Holunder - Anbau


Holunder Normalerweise braucht man den Holunder nicht gezielt anbauen, weil er sich in Gärten häufig von selber ansiedelt.

Früher war man sogar der Meinung, dass man den Holunder nicht anpflanzen sollte, sondern dass man ihm die Chance geben sollte, sich seinen Platz selbst zu suchen.

Doch was tut man, wenn in der heimischen Gegend nicht soviele wilde Holunder-Bäume wachsen, dass ihre Abkömmlinge von selbst in den eigenen Garten kommen?

Dann spricht aus heutiger Sicht nichts gegen den gezielten Holunder-Anbau.

Die Pflege bestehender Holunder-Bäume ist einfach, doch ihre Anzucht ist relativ kompliziert.

Holunder liebt die Nähe zu menschlichen Siedlungen, das vereinfacht den Anbau im Garten.

Der Holunder toleriert die meisten Boden-Arten, am liebsten ist ihm jedoch ein lehmiger Boden, aber auch auf sehr kalkreichem Boden gedeiht der Holunder.

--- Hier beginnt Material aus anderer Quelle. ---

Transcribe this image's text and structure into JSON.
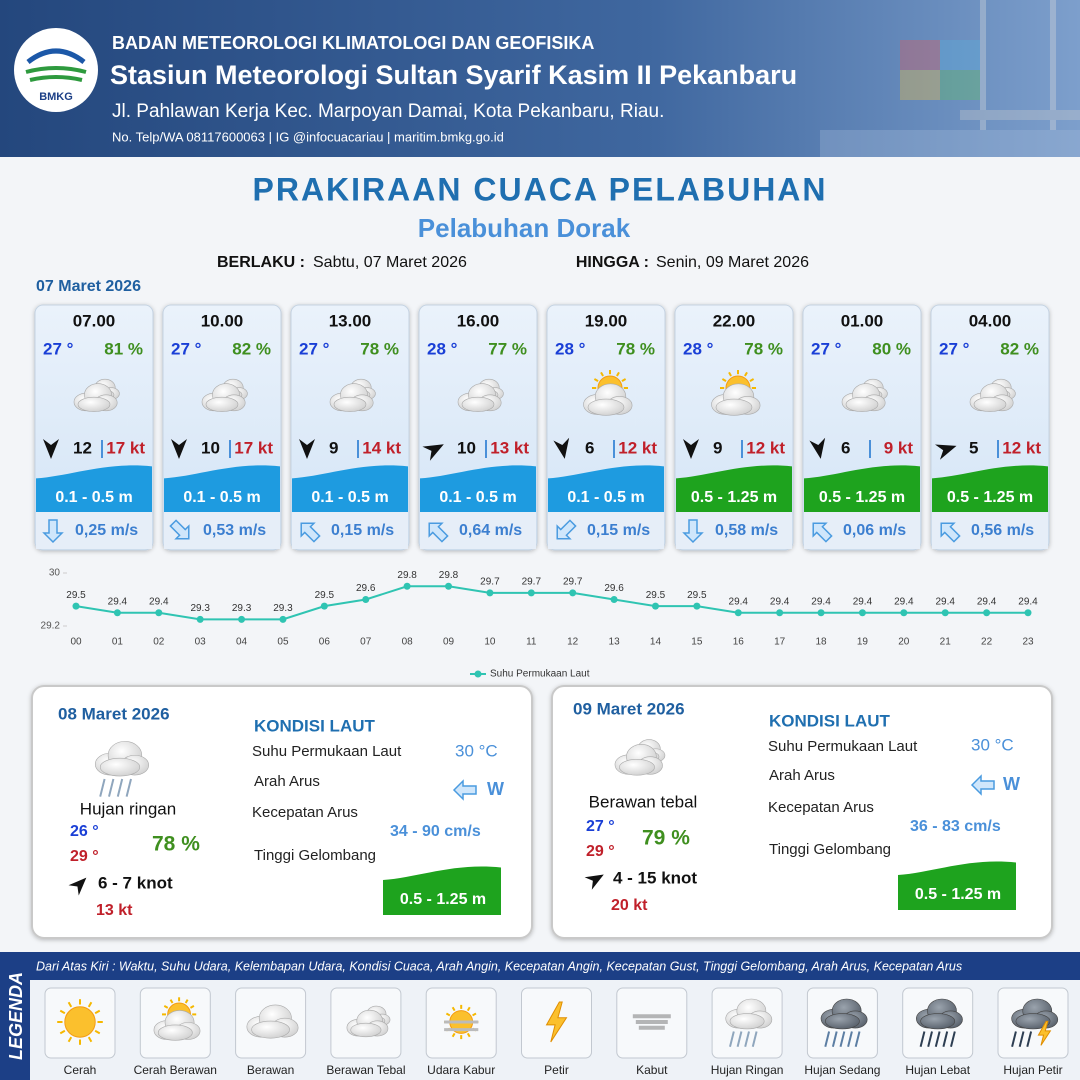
{
  "header": {
    "logo": "BMKG",
    "org": "BADAN METEOROLOGI KLIMATOLOGI DAN GEOFISIKA",
    "station": "Stasiun Meteorologi Sultan Syarif Kasim II Pekanbaru",
    "address": "Jl. Pahlawan Kerja Kec. Marpoyan Damai, Kota Pekanbaru, Riau.",
    "contact": "No. Telp/WA 08117600063 | IG @infocuacariau | maritim.bmkg.go.id"
  },
  "title": "PRAKIRAAN CUACA PELABUHAN",
  "subtitle": "Pelabuhan Dorak",
  "validity": {
    "from_label": "BERLAKU :",
    "from": "Sabtu, 07 Maret 2026",
    "to_label": "HINGGA :",
    "to": "Senin, 09 Maret 2026"
  },
  "day1": {
    "date": "07 Maret 2026",
    "cards": [
      {
        "time": "07.00",
        "temp": "27 °",
        "humidity": "81 %",
        "wind": "12",
        "gust": "17 kt",
        "wave": "0.1 - 0.5 m",
        "wave_color": "#1e9be0",
        "current": "0,25 m/s"
      },
      {
        "time": "10.00",
        "temp": "27 °",
        "humidity": "82 %",
        "wind": "10",
        "gust": "17 kt",
        "wave": "0.1 - 0.5 m",
        "wave_color": "#1e9be0",
        "current": "0,53 m/s"
      },
      {
        "time": "13.00",
        "temp": "27 °",
        "humidity": "78 %",
        "wind": "9",
        "gust": "14 kt",
        "wave": "0.1 - 0.5 m",
        "wave_color": "#1e9be0",
        "current": "0,15 m/s"
      },
      {
        "time": "16.00",
        "temp": "28 °",
        "humidity": "77 %",
        "wind": "10",
        "gust": "13 kt",
        "wave": "0.1 - 0.5 m",
        "wave_color": "#1e9be0",
        "current": "0,64 m/s"
      },
      {
        "time": "19.00",
        "temp": "28 °",
        "humidity": "78 %",
        "wind": "6",
        "gust": "12 kt",
        "wave": "0.1 - 0.5 m",
        "wave_color": "#1e9be0",
        "current": "0,15 m/s"
      },
      {
        "time": "22.00",
        "temp": "28 °",
        "humidity": "78 %",
        "wind": "9",
        "gust": "12 kt",
        "wave": "0.5 - 1.25 m",
        "wave_color": "#1ea31e",
        "current": "0,58 m/s"
      },
      {
        "time": "01.00",
        "temp": "27 °",
        "humidity": "80 %",
        "wind": "6",
        "gust": "9 kt",
        "wave": "0.5 - 1.25 m",
        "wave_color": "#1ea31e",
        "current": "0,06 m/s"
      },
      {
        "time": "04.00",
        "temp": "27 °",
        "humidity": "82 %",
        "wind": "5",
        "gust": "12 kt",
        "wave": "0.5 - 1.25 m",
        "wave_color": "#1ea31e",
        "current": "0,56 m/s"
      }
    ]
  },
  "chart_data": {
    "type": "line",
    "categories": [
      "00",
      "01",
      "02",
      "03",
      "04",
      "05",
      "06",
      "07",
      "08",
      "09",
      "10",
      "11",
      "12",
      "13",
      "14",
      "15",
      "16",
      "17",
      "18",
      "19",
      "20",
      "21",
      "22",
      "23"
    ],
    "series": [
      {
        "name": "Suhu Permukaan Laut",
        "color": "#2fc4b2",
        "values": [
          29.5,
          29.4,
          29.4,
          29.3,
          29.3,
          29.3,
          29.5,
          29.6,
          29.8,
          29.8,
          29.7,
          29.7,
          29.7,
          29.6,
          29.5,
          29.5,
          29.4,
          29.4,
          29.4,
          29.4,
          29.4,
          29.4,
          29.4,
          29.4
        ]
      }
    ],
    "ylim": [
      29.2,
      30
    ],
    "yticks": [
      29.2,
      30
    ]
  },
  "panels": [
    {
      "date": "08 Maret 2026",
      "weather": "Hujan ringan",
      "tmin": "26 °",
      "tmax": "29 °",
      "humidity": "78 %",
      "wind": "6  - 7 knot",
      "gust": "13 kt",
      "sea_title": "KONDISI LAUT",
      "labels": [
        "Suhu Permukaan Laut",
        "Arah Arus",
        "Kecepatan Arus",
        "Tinggi Gelombang"
      ],
      "sst": "30 °C",
      "current_dir": "W",
      "current_speed": "34  - 90 cm/s",
      "wave": "0.5 - 1.25 m"
    },
    {
      "date": "09 Maret 2026",
      "weather": "Berawan tebal",
      "tmin": "27 °",
      "tmax": "29 °",
      "humidity": "79 %",
      "wind": "4  - 15 knot",
      "gust": "20 kt",
      "sea_title": "KONDISI LAUT",
      "labels": [
        "Suhu Permukaan Laut",
        "Arah Arus",
        "Kecepatan Arus",
        "Tinggi Gelombang"
      ],
      "sst": "30 °C",
      "current_dir": "W",
      "current_speed": "36  - 83 cm/s",
      "wave": "0.5 - 1.25 m"
    }
  ],
  "legend": {
    "title": "LEGENDA",
    "description": "Dari Atas Kiri : Waktu, Suhu Udara, Kelembapan Udara, Kondisi Cuaca, Arah Angin, Kecepatan Angin, Kecepatan Gust, Tinggi Gelombang, Arah Arus, Kecepatan Arus",
    "items": [
      "Cerah",
      "Cerah Berawan",
      "Berawan",
      "Berawan Tebal",
      "Udara Kabur",
      "Petir",
      "Kabut",
      "Hujan Ringan",
      "Hujan Sedang",
      "Hujan Lebat",
      "Hujan Petir"
    ]
  }
}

Ein sonniger Standort wird vom Holunder bevorzugt, auch die Früchte profitieren vom Sonnenlicht, aber man kann den Holunder auch an halbschattigen Standorten pflanzen.

Da der Holunder bis zu 7 Meter hoch und sehr breit werden kann, sollte man ihm einen Platz geben, an dem er sich ausbreiten kann.

Im Umkreis des Holunders haben die meisten anderen Pflanzen Probleme zu gedeihen. Daher sollte man den Holunder nicht direkt am Gemüsebeet anbauen.

Anzucht

Der Holunder kann aus Samen angezogen werden.

Holunder-Samen sind Kaltkeimer, daher brauchen sie eine Kälteperiode, um zu keimen.

Am besten sät man die Holunder-Samen gleich nach der Reifung, also im frühen Herbst.

Zur Ansaat eignet sich beispielsweise ein kaltes Frühbeet.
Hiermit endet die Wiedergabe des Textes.